Bölgede faaliyet gösteren Ekosistemi Koruma ve Doğa Sevenler
Derneği (EKODOSD) konuya dair yaptığı açıklamada, yarı sucul bir canlı olan su
samurunun (Lutra lutra) sansargillerden olup aşırı kirlilik ve çevresel
faktörlerle sayılarının ve yaşam alanlarının günümüzde oldukça azaldığına
dikkat çekti.
'TARİHTE BELKİ DE BİR İLK'
EKODOSD açıklamasında, “Doğada eski yıllara göre yiyecek
sıkıntısı çeken bu canlıların habitatları korunamadığından, yaşamlarını
sürdürmek ve nesillerini devam ettirmek için farklı yöntemler ve davranışlar
içine girdikleri görülmektedir. Bugün meydana gelen olay çok önemlidir. Bir su
samuru belki de tarihinde ilk kez bir karayolunda bir araç tarafından ezilerek
yaşamını yitirmiştir. Söke – Milas karayolu 1950’li yıllarda yapılmıştır.
Karayolu Batı Anadolu’da yaban hayatının en zengin olduğu bölgenin tam
ortasından geçmektedir” denildi.
İNSAN RAHATI İÇİN YABAN HAYATI GÖZ ARDI EDİLDİ
Söke-Milas karayolunun yapılması sonrası insanların yolda
daha rahat ulaşım sağlaması için, genişletmeler ve birçok değişimler
yapıldığına dikkat çekilen açıklamada, buna karşın zengin bir ekosistemin devam
ettiği bölgede yaban hayatının göz ardı edildiği dile getirildi. EKODOSD,
“Beslenme, barınma ve üreme için sürekli yer değiştiren yaban hayvanlarının,
son yıllarda daha da genişleyen ve geçişi zorlayan uygulamalarla, yaban
hayatının ölüm yolu olarak bilinen ve habitatları bıçak gibi ortasından kesen
yaklaşık 30 km .lik
Söke-Milas karayolunda, hemen hergün onlarca hayvanın ezildiği görülmektedir.

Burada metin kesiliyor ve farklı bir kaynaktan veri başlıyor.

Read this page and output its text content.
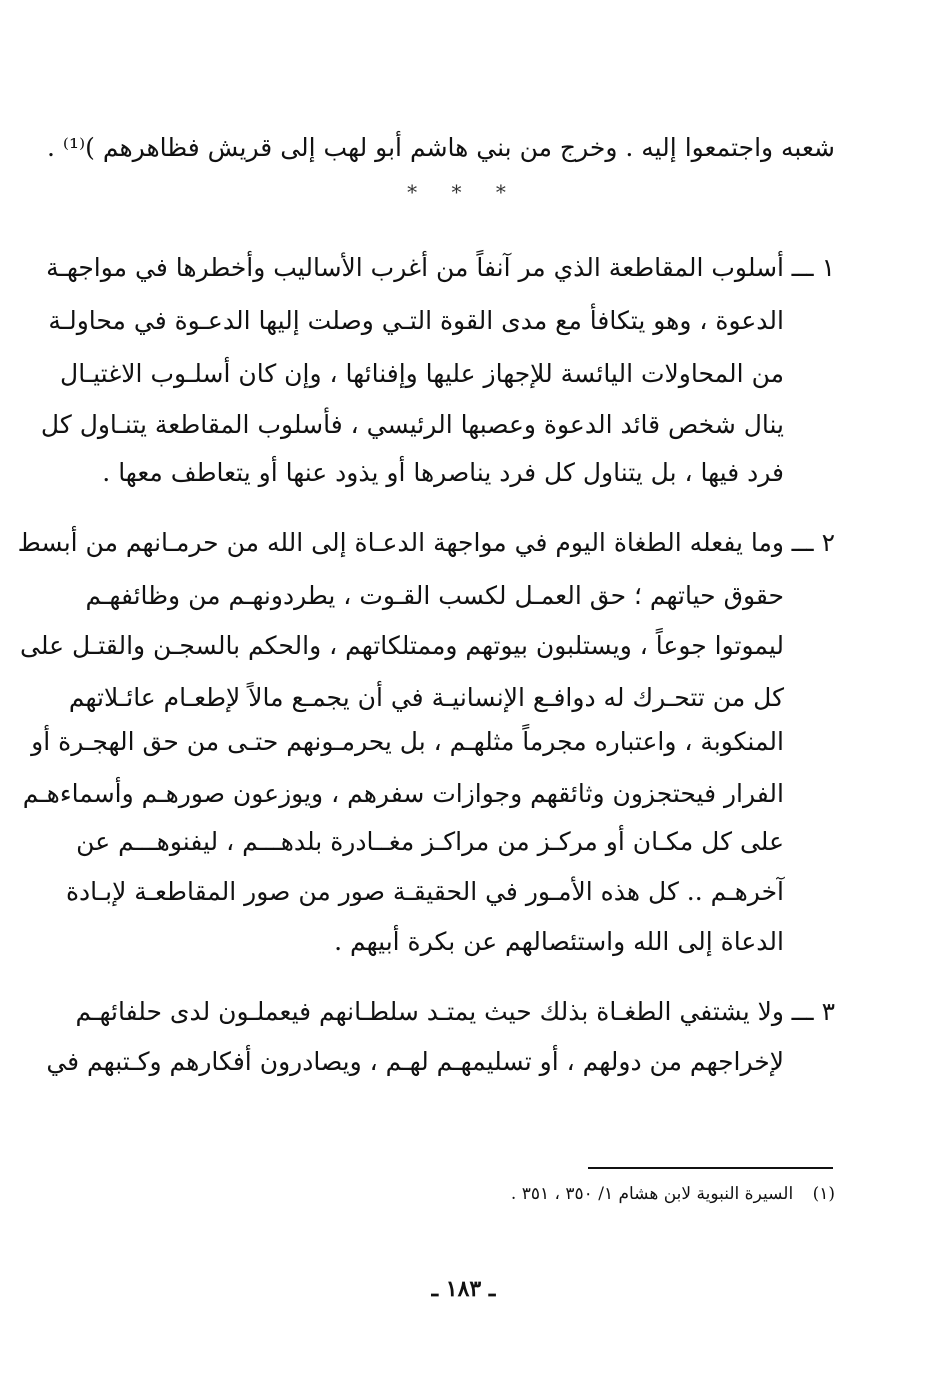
شعبه واجتمعوا إليه . وخرج من بني هاشم أبو لهب إلى قريش فظاهرهم )⁽¹⁾ .
* * *
١ ـــ
أسلوب المقاطعة الذي مر آنفاً من أغرب الأساليب وأخطرها في مواجهـة
الدعوة ، وهو يتكافأ مع مدى القوة التـي وصلت إليها الدعـوة في محاولـة
من المحاولات اليائسة للإجهاز عليها وإفنائها ، وإن كان أسلـوب الاغتيـال
ينال شخص قائد الدعوة وعصبها الرئيسي ، فأسلوب المقاطعة يتنـاول كل
فرد فيها ، بل يتناول كل فرد يناصرها أو يذود عنها أو يتعاطف معها .
٢ ـــ
وما يفعله الطغاة اليوم في مواجهة الدعـاة إلى الله من حرمـانهم من أبسط
حقوق حياتهم ؛ حق العمـل لكسب القـوت ، يطردونهـم من وظائفهـم
ليموتوا جوعاً ، ويستلبون بيوتهم وممتلكاتهم ، والحكم بالسجـن والقتـل على
كل من تتحـرك له دوافـع الإنسانيـة في أن يجمـع مالاً لإطعـام عائـلاتهم
المنكوبة ، واعتباره مجرماً مثلهـم ، بل يحرمـونهم حتـى من حق الهجـرة أو
الفرار فيحتجزون وثائقهم وجوازات سفرهم ، ويوزعون صورهـم وأسماءهـم
على كل مكـان أو مركـز من مراكـز مغــادرة بلدهـــم ، ليفنوهـــم عن
آخرهـم .. كل هذه الأمـور في الحقيقـة صور من صور المقاطعـة لإبـادة
الدعاة إلى الله واستئصالهم عن بكرة أبيهم .
٣ ـــ
ولا يشتفي الطغـاة بذلك حيث يمتـد سلطـانهم فيعملـون لدى حلفائهـم
لإخراجهم من دولهم ، أو تسليمهـم لهـم ، ويصادرون أفكارهم وكـتبهم في
(١) السيرة النبوية لابن هشام ١/ ٣٥٠ ، ٣٥١ .
ـ ١٨٣ ـ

Özellikle domuz çarpmalarında sürücülerin de tehlike altına girdiği kazalarda
birçok farklı tür ölmektedir” dedi.
YABAN HAYVANI GEÇİŞ KORİDORLARI YAPILMALI
Dünyanın pek çok ülkesinde karayollarının ve otobanların
üstlerine yaban hayatı geçiş koridorları yapıldığının altını çizen EKODOSD
açıklamasında; “Bu uygulama ova olması nedeniyle buradaki karayolu için uygun
olmasa bile, Söke-Milas karayolunun altında belirli kilometrelerde eski
yıllarda su geçmesi için yapılan menfezler, yaban hayatı geçiş koridoru olarak
düzenlenebilir” denildi. Yapılan incelemede, ölen su samurunun, Karanfil
Azmağı’ndan, yolun karşısında bulunan Erikli Azmağı’na geçeceği sırada ezildiği
tahminin yapıldığına dikkat çekilen açıklamada şu görüşlere yer verildi, “Yaban
hayvanlarını karayolundan başka bekleyen en büyük tehlike, yaşam alanlarının
yok olması ve azalmasıdır. Bu anlamda Söke Ovası’nda bulunan eski menderes
yatakları olarak bilinen azmakların önemi çok büyüktür. Bu azmaklar, başta su
samurları olmak üzere, pek çok yaban hayvanının, sürüngenin, amfibinin ve su
kuşlarının yaşam alanı olduğu gibi, aynı zamanda Dilek Yarımadası, Bafa Gölü ve
Beşparmak Dağları’na geçiş koridoru sağlayan çok önemli sulak alanlardır.”
EKODOSD, sağlıklı bir sulak alan ekosisteminin göstergesi olan su samurlarının Söke Ovası’ndaki azmaklarda yaşadığı bilinse de, bugüne kadar kayıt altına alınamadığına vurgu yaptı.
EKODOSD, sağlıklı bir sulak alan ekosisteminin göstergesi olan su samurlarının Söke Ovası’ndaki azmaklarda yaşadığı bilinse de, bugüne kadar kayıt altına alınamadığına vurgu yaptı.